La partie durait des heures, ils étaient totalement imergés dans le jeu et je finis par aller dormir dans le canapé, aux cris de “c’est Brendan qui devait retenir les Orques!”, “Il nous a trahi!” (et ils ne rigolaient pas du tout, au cours d’une partie, l’un d’eux trahit les autres pour gagner, Benedict accusa le Maître du Donjon de l’avoir su et laissé faire, et il fit la gueule à tout le monde pendant deux mois).

Mon récit n’est peut-être pas très clair, parce que dès que je me rendis compte qu’il s’agissait d’une sorte de lutte de volonté entre eux, et qu’une proportion importante de joueur prenait le jeu totalement au sérieux, je n’eus plus du tout envie de jouer, et je m’en désintéressai. Mais, durant la période où Benedict faisait la gueule, Laurent proposa de me créer une petite aventure parallèle, le temps que mon personnage prenne des forces (plus on joue, plus on est fort). J’acceptai, plus trop emballée, mais pourquoi pas.

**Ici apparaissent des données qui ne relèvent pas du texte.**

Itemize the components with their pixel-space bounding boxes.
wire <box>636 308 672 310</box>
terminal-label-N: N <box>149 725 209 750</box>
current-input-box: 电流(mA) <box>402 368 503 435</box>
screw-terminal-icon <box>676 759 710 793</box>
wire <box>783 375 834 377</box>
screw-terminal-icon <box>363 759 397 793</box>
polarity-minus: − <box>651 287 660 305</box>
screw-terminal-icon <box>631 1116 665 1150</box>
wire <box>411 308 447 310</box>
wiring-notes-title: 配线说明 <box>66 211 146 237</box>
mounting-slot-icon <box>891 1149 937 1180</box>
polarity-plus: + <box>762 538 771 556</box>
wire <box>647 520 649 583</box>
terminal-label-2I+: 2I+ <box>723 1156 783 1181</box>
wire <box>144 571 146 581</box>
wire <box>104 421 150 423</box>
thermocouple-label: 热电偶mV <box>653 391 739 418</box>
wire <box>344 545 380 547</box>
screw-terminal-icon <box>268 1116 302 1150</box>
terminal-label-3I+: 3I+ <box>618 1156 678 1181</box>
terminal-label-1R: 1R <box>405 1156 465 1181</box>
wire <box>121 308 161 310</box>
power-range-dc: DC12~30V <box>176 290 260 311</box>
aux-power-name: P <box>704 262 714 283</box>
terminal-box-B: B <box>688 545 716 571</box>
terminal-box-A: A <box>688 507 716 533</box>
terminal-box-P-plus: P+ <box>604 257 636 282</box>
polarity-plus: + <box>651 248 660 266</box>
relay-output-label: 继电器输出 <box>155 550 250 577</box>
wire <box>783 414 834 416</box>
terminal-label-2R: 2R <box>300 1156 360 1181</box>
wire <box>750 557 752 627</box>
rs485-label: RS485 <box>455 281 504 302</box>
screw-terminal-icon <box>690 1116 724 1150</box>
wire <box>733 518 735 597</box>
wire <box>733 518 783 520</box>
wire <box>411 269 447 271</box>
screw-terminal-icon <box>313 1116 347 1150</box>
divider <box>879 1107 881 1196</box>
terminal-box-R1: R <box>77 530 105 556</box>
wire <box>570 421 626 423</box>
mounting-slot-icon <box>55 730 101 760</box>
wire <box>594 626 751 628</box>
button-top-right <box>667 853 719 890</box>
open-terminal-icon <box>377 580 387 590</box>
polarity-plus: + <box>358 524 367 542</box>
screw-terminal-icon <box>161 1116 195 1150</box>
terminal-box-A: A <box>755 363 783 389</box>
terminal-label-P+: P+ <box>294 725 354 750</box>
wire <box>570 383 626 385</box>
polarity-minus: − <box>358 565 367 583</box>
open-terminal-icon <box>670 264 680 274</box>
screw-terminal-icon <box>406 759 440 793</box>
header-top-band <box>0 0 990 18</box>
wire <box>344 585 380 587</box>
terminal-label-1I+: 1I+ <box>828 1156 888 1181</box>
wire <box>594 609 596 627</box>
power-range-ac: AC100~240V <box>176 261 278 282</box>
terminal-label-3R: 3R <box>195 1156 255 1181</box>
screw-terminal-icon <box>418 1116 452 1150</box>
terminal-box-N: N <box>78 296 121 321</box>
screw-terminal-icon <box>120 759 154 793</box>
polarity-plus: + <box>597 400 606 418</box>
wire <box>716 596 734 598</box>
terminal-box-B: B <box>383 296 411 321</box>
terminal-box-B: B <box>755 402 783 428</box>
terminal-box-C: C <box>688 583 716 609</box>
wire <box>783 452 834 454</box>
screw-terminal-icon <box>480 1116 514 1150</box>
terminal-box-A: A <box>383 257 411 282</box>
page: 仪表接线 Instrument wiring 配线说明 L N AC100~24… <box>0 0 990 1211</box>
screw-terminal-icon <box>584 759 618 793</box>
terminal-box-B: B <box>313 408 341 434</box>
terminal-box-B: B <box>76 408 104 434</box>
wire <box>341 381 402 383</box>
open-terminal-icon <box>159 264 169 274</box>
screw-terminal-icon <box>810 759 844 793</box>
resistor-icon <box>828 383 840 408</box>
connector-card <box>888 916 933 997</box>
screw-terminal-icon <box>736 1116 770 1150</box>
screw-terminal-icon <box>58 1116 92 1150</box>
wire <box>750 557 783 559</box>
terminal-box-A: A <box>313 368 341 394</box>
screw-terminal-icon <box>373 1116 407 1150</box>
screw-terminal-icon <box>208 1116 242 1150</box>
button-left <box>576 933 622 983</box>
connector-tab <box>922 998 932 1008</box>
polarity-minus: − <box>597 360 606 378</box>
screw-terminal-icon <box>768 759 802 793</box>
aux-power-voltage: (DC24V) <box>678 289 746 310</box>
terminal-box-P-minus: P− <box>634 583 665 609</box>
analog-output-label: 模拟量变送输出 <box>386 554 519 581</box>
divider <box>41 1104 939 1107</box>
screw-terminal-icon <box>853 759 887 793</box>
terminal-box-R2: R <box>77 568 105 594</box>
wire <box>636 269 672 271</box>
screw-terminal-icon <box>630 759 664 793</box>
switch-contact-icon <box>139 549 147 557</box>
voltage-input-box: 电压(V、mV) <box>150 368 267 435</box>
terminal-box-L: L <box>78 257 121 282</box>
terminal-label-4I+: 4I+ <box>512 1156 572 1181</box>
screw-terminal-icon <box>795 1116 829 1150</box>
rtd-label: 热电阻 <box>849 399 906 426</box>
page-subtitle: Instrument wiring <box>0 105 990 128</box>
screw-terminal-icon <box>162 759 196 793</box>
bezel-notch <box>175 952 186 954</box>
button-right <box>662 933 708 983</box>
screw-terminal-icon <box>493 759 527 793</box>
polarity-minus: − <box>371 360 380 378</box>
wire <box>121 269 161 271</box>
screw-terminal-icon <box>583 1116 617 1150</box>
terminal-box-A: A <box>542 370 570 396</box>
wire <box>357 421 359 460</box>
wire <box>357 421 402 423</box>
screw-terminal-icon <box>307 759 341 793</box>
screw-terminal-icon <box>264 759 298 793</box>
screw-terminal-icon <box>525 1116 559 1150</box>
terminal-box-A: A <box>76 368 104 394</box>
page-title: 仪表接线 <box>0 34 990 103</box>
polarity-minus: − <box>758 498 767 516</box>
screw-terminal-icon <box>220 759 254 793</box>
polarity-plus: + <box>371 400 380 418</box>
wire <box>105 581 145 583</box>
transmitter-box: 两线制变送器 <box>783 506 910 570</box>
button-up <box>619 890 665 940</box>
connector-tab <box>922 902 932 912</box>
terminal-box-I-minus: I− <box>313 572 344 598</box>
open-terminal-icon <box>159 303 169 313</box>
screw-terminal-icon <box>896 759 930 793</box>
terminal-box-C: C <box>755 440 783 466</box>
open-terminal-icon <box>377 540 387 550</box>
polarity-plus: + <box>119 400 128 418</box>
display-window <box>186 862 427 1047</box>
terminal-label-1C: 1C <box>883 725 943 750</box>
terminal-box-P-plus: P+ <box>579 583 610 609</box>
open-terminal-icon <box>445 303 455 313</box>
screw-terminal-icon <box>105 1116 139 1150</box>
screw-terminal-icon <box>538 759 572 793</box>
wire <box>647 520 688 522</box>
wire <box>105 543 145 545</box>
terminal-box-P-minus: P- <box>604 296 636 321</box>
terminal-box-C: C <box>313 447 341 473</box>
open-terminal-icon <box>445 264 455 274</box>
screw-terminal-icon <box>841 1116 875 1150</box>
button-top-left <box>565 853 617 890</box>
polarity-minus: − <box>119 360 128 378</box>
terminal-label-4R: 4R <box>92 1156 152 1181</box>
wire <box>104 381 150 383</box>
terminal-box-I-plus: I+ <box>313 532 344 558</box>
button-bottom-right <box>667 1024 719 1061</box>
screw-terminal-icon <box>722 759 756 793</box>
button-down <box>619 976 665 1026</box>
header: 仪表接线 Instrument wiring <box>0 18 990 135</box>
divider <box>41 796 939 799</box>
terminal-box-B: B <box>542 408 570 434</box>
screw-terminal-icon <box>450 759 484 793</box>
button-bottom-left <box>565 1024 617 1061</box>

Comme je l’ai dit, il essaya trois fois, et je mourus trois fois. Je crois que je n’avais pas la fibre joueuse. Je m’en foutais. Laurent fomentait des aventures complexes, avec des personnages mystérieux surgissant dans la nuit sombre, et je ne me méfiais de rien. Mais c’est pas possible d’être poire comme ça, s’écrait-il énervé (alors que dans la vie il était plutôt pacifique). Les méchants étaient répérables à de petits signes que je ne repérais pas du tout. Je me faisais avoir en beauté.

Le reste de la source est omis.